If you're trying to explore new coprocessor architectures, it's an interesting thing to try - certainly better than hanging coprocessors out on a PCI bus somewhere. Of course, these days, CPUs are fast enough that it's difficult to find applications that really need enough more horsepower than general-purpose processors can provide, but there are still enough edgy things to try that it could be worthwhile.
Bill Stewart
New Fast-Compression-only CPR http://preview.tinyurl.com/dy575ks
Memory has become ridiculously large and cheap. 512MB boards are under $50. I'm sure there are people who need more than 1GB on a non-production machine (obviously production machines like database servers need all they can fit), but for most applications, by the time you need to fill the third memory slot on your box, you could just as well buy a new card that's 4X larger than the old one you're rolling out.
If you've only got two slots, you may have problems, but usually the main time you need the third slot is if you're upgrading a machine and want to keep the old memory as well. And sometimes you've got a board that doesn't have enough address lines or has a BIOS that doesn't understand them (my home machine *says* it can use 3x256MB memory, but it looks like I'll have to flash a new BIOS to do it, and so far 192MB has been plenty.) :-)

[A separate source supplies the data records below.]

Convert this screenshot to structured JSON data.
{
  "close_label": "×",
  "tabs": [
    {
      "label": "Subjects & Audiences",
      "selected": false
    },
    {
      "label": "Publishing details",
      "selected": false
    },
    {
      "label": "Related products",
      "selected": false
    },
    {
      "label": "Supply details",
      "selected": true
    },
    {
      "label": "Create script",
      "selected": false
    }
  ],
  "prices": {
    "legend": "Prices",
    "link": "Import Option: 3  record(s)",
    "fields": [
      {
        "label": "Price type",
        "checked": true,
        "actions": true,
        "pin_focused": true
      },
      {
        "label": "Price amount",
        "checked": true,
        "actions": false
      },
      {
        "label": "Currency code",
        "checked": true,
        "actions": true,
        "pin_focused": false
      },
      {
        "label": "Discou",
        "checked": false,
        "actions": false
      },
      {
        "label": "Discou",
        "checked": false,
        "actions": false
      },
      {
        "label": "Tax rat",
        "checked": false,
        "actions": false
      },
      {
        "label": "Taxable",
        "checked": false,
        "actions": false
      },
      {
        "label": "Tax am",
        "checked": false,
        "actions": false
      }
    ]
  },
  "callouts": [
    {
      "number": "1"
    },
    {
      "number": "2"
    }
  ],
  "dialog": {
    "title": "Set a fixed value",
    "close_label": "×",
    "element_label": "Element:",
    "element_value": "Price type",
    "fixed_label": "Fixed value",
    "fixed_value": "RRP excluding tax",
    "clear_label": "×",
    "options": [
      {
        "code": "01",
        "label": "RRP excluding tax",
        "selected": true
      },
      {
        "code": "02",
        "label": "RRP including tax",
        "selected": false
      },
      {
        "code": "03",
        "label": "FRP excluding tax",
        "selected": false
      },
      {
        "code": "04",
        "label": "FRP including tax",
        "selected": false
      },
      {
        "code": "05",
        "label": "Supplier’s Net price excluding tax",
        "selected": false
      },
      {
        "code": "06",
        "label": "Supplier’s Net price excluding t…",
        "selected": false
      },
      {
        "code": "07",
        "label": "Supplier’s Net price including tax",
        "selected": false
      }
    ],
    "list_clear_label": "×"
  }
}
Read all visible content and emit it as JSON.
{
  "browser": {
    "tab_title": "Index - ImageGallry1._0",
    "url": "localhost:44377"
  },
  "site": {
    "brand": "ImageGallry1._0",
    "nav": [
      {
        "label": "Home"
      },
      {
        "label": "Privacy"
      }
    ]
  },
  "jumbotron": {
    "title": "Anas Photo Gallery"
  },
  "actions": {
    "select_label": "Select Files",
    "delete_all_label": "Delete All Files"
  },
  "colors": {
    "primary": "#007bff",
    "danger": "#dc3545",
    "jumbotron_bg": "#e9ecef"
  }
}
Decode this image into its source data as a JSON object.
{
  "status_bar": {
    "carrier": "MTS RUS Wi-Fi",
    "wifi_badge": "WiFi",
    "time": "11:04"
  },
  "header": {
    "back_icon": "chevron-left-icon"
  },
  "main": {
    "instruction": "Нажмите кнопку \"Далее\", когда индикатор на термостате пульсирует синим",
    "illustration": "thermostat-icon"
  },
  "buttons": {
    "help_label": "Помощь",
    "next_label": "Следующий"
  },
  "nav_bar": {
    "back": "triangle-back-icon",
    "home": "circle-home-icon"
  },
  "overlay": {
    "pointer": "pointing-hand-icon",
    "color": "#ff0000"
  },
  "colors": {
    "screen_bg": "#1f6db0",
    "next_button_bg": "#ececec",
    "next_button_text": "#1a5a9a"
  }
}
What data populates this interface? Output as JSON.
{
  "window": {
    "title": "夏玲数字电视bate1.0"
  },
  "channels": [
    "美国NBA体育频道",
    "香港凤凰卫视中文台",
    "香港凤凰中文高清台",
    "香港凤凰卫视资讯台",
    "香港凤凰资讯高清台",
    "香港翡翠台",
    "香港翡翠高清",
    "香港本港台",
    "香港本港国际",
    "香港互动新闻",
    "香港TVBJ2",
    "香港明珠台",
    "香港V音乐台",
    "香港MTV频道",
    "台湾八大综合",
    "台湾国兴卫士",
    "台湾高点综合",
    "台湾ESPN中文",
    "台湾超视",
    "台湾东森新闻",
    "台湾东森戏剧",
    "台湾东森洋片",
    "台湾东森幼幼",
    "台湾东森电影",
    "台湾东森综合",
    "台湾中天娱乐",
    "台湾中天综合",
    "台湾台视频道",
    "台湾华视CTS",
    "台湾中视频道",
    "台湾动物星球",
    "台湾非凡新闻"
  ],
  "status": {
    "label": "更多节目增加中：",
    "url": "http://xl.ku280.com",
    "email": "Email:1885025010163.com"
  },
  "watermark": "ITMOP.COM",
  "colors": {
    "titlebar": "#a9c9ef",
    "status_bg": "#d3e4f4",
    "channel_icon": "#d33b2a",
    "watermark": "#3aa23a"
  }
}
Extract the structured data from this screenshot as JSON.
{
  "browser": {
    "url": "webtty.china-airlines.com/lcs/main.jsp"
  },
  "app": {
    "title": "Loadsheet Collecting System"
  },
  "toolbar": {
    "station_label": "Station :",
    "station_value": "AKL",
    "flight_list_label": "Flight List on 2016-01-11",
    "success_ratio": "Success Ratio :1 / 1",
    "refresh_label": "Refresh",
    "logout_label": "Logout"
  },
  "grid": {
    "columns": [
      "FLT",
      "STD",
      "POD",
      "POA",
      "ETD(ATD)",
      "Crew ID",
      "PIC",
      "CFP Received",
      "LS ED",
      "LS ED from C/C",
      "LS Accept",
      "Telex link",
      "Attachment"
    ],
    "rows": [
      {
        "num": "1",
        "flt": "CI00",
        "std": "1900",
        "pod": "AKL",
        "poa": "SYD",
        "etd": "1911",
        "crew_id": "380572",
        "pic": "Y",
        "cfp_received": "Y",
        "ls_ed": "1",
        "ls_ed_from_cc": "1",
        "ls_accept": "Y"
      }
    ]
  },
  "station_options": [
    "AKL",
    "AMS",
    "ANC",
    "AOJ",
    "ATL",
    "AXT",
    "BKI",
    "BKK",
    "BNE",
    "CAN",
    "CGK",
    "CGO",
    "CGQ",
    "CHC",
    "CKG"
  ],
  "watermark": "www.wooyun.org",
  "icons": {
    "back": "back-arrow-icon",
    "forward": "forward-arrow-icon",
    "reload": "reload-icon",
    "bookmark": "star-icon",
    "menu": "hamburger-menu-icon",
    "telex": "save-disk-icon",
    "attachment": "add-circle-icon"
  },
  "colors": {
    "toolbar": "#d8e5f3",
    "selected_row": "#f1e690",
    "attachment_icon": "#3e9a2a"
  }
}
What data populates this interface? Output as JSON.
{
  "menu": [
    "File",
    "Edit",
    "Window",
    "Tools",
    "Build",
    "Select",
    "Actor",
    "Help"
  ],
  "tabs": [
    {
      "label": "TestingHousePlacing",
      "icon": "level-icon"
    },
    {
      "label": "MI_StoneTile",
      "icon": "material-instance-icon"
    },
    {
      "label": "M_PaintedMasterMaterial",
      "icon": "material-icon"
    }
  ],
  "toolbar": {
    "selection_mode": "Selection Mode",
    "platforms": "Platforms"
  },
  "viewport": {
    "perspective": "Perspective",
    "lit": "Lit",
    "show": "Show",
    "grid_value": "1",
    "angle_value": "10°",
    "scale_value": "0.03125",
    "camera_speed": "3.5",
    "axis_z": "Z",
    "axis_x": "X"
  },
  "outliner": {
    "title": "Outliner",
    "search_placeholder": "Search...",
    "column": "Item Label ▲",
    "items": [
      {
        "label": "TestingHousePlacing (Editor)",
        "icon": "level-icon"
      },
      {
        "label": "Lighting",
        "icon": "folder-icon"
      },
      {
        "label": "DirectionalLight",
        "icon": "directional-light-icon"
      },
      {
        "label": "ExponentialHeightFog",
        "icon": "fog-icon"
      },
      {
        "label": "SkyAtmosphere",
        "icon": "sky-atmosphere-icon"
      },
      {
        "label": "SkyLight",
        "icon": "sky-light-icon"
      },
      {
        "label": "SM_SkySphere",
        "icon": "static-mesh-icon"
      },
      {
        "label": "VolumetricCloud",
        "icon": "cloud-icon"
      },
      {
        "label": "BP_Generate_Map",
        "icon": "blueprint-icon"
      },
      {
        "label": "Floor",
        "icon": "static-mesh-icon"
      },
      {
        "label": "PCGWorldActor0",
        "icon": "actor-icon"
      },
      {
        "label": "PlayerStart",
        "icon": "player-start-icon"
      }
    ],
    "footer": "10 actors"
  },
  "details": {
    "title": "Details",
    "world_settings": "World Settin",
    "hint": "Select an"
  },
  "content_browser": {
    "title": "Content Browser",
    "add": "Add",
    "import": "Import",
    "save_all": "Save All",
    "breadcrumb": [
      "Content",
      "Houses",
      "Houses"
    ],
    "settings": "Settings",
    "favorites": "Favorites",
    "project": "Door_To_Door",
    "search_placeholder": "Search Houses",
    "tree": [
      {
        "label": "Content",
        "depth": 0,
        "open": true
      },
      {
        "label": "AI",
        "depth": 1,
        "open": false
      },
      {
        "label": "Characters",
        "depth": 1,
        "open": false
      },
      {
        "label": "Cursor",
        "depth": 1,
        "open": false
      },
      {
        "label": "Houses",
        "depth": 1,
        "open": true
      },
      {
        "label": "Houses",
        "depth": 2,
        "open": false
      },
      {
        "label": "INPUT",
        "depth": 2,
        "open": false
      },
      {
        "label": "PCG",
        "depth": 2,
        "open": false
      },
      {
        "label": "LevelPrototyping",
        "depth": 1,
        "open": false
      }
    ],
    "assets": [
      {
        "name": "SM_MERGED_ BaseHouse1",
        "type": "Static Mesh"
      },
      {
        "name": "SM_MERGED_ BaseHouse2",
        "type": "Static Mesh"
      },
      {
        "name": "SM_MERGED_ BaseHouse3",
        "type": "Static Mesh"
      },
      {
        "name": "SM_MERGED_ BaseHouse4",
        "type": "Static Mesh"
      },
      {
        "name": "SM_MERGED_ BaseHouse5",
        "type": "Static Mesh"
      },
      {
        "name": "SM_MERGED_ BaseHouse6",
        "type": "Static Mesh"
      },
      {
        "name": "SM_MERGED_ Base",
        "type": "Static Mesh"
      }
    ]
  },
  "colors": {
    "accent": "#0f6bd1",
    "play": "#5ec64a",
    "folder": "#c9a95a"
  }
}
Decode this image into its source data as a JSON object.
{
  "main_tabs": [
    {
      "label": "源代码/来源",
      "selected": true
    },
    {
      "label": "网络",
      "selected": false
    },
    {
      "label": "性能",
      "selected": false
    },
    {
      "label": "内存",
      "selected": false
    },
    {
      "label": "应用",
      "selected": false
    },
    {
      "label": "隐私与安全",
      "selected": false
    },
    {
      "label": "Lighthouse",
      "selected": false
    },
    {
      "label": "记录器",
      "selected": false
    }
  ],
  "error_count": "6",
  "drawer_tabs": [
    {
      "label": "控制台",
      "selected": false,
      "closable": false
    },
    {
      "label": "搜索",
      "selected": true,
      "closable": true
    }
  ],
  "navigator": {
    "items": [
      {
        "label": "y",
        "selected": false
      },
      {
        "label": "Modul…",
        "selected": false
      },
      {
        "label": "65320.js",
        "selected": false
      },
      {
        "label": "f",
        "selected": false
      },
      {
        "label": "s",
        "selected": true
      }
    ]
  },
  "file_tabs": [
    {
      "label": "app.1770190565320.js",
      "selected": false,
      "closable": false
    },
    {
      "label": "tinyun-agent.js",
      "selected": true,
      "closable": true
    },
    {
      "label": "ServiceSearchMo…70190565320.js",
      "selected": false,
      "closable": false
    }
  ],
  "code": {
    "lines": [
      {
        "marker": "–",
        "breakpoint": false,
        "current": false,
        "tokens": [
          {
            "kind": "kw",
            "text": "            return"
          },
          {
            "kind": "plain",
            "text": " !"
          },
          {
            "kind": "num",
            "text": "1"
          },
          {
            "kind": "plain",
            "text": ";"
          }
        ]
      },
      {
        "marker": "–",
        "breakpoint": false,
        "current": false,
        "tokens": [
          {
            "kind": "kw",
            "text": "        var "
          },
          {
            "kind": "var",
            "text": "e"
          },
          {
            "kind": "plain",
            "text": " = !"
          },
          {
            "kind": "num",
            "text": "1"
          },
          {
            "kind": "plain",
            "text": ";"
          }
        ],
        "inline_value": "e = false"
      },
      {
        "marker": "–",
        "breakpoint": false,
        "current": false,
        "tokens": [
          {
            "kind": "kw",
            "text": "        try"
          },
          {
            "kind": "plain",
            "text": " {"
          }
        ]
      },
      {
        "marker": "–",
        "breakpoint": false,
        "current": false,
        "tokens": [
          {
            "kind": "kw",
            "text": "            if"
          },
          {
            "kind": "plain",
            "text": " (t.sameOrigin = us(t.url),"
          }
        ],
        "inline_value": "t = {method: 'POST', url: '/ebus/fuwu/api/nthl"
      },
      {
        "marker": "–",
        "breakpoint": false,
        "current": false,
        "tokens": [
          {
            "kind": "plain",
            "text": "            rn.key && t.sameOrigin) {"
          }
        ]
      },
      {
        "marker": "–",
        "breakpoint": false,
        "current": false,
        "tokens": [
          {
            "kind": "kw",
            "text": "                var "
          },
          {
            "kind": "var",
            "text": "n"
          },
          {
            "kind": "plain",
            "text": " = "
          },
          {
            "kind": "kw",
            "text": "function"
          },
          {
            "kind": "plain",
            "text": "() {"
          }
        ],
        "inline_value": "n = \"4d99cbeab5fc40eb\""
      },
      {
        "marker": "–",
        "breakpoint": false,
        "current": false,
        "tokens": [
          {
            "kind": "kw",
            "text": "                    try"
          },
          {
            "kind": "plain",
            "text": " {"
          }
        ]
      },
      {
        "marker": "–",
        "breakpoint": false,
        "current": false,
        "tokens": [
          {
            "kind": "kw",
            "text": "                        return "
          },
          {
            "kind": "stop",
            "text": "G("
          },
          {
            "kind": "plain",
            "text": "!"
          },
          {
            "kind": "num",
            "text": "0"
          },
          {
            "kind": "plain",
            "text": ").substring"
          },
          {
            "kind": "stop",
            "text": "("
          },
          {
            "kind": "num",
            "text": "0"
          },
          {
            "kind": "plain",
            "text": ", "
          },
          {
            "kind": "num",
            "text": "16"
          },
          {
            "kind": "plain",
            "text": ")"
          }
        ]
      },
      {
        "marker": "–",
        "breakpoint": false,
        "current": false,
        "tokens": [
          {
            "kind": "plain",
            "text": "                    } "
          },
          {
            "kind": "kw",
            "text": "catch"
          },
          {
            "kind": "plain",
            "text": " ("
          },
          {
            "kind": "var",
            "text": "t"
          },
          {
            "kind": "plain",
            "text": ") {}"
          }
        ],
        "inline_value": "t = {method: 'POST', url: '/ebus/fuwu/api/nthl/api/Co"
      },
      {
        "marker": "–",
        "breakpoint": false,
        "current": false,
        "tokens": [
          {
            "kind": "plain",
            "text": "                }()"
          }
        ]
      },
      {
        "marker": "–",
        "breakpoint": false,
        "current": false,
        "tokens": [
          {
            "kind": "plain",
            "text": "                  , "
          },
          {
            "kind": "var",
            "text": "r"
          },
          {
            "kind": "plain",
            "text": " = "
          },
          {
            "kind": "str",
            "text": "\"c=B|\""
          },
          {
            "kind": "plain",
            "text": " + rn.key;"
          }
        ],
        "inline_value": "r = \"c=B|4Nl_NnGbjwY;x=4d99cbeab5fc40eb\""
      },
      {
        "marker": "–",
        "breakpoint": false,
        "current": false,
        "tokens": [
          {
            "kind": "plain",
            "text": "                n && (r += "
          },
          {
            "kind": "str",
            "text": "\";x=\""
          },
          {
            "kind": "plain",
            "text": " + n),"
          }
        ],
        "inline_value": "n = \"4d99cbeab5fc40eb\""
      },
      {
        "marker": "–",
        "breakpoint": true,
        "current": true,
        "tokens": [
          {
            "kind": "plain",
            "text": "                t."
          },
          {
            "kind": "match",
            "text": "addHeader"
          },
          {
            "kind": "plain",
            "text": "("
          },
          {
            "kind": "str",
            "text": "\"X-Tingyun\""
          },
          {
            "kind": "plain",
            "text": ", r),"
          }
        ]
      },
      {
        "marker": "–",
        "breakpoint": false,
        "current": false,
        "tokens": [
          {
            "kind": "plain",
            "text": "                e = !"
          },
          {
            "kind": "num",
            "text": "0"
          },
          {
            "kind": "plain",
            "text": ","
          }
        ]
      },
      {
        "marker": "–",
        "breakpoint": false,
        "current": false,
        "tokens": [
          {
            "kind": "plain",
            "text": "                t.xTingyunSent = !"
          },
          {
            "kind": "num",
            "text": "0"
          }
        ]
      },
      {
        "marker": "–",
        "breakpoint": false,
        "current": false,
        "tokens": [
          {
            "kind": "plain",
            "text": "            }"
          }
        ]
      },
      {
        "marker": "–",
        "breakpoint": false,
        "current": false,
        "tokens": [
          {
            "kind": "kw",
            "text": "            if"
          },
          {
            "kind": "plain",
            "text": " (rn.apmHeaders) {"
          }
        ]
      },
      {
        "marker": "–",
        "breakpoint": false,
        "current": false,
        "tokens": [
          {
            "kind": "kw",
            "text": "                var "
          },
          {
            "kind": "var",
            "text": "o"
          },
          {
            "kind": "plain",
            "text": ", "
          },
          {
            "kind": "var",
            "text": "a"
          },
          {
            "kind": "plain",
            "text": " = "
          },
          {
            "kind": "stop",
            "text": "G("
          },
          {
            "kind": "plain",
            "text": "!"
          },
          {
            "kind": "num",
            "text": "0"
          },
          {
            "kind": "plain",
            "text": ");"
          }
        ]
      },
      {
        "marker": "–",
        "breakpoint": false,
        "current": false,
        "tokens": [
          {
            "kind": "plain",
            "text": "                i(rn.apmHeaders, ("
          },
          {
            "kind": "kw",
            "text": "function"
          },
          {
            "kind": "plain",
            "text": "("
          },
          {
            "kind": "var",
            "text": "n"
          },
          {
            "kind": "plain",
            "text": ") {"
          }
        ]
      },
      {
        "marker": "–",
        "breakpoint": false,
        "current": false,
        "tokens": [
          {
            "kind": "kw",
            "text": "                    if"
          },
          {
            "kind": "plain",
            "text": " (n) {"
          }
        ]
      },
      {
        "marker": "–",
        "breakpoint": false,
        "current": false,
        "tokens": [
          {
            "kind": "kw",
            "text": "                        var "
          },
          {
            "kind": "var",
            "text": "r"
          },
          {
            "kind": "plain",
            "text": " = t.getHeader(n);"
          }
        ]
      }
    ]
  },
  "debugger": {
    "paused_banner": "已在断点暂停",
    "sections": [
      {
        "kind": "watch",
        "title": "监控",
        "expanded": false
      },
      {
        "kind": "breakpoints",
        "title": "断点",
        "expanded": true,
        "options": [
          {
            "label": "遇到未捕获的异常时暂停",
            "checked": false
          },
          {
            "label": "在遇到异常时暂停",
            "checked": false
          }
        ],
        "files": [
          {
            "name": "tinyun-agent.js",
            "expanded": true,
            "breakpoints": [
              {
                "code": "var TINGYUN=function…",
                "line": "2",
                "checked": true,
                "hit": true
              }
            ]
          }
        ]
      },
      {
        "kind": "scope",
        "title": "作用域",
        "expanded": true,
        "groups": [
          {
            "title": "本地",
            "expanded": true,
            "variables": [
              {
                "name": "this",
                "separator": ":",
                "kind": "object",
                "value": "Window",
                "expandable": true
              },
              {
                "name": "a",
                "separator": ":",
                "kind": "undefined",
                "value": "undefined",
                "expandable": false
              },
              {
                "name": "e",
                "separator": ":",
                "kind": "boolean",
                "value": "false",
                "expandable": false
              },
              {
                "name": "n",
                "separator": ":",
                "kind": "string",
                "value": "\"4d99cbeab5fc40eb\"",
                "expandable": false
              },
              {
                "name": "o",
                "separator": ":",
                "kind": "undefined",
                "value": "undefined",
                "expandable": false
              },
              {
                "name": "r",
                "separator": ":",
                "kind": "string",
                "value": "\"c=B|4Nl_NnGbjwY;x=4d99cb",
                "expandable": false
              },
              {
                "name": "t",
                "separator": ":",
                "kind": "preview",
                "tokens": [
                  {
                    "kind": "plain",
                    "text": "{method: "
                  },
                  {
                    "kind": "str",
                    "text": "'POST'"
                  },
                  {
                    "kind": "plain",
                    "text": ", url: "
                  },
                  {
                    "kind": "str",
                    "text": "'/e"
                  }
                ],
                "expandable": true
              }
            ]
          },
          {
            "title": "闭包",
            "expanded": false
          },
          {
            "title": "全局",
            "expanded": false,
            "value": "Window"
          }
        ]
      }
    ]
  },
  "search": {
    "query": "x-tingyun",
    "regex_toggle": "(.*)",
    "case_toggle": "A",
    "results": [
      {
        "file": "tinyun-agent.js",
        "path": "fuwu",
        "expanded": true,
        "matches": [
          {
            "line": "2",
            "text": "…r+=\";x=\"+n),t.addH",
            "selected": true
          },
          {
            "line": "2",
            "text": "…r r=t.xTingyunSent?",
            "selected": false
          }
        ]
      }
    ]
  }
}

If you don't have something else special to do, like FPGA, you might as well keep the old RAM - doesn't hurt, and more memory is always usable as long as it doesn't force you to a lower speed. I recently added 512MB to a 128MB maachine at work, giving 640MB. Bill Gates says that ought to be enough for anybody
Bill Stewart
New Fast-Compression-only CPR http://preview.tinyurl.com/dy575ks
Well, while I was doing my final year project at Department Of Computing, Imperial College London we have the actual card made by Chinese University of HK. Bascially it is just a matter of having a SDRAM contoller "programmed" onto the FPGA, and wired correctly(it uses Xilinx Virtex series of FPGA, and Xilinx has implemented a SDRAM controller on it - see their tech notes - their sites is down when I write this). Having done my project with FPGAs, I would say the problem with this thing is that it is very fiddly to program the thing - it requires the understanding of software as well as hardware. I also agreed with some comments above that it lacks interrupts on SDRAM bus - therefore it is even more difficult to program the card.
Anyway, PCI FPGA cards has always been available, and they are hugely expansive. But they are getting down in price. One of the problem of FPGA is that the speed of the chips are slow (depends on the complexity of the circuit, you can only clock it to around 1Ghz for very simple cores, lot slower for complex circuit) so consider the speed of microprocessor it is not worthwhile to use them in normal computer systems - but a new niche is open up in embedded market.
Notice the name of the university is right! Chinese name of the university suggested that the "Chinese" in the university name is actually means Chinese language, not China the country.